La inflación en la canasta básica golpea sin tregua a las familias. El salario se evapora frente al precio de los alimentos y combustibles, mientras las autoridades parecen incapaces de ofrecer soluciones efectivas. A ello se suma la llamada ley mordaza, que amenaza con cercenar libertades fundamentales y ha encendido la alarma en periodistas, médicos y sectores sociales que ven en ella un retroceso democrático.
La reforma policial, presentada como respuesta a la violencia institucional, se ha convertido en otro motivo de indignación. Los abusos recientes demuestran que la transformación prometida no llega, y la ciudadanía percibe más represión que protección.
Los cacerolazos que se han registrado en los últimos días constituyen una expresión ciudadana espontánea, alentada principalmente por influencers y personas particulares que utilizan las redes sociales como plataforma de convocatoria. Este tipo de manifestación refleja un malestar social que no depende de estructuras partidarias tradicionales, lo que le otorga frescura y autenticidad, aunque también limita su alcance en términos de organización y sostenibilidad en el tiempo.
Hasta el momento, las organizaciones políticas de oposición no han asumido un rol protagónico en estas protestas, lo que abre un debate sobre su estrategia y capacidad de conexión con la ciudadanía.

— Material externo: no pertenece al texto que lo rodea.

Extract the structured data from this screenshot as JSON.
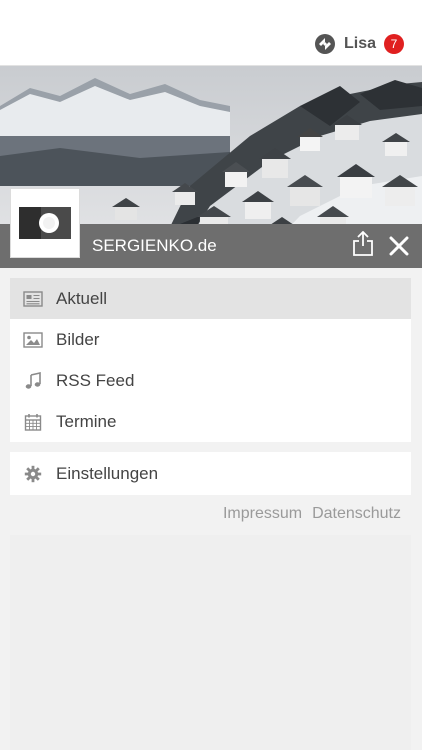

La ausencia de partidos en esta etapa inicial puede interpretarse como prudencia, pero también como un vacío de representación que está siendo llenado por nuevas formas de liderazgo digital y comunitario.
Los cacerolazos son hoy un lenguaje político de resistencia. Cada golpe metálico es un recordatorio de que la democracia no se sostiene con discursos vacíos, sino con respuestas concretas a las necesidades de la población. El gobierno debe escuchar, rectificar y actuar, porque el ruido de las ollas vacías se está convirtiendo en el eco de una nación que exige cambios urgente.-Termina la cita.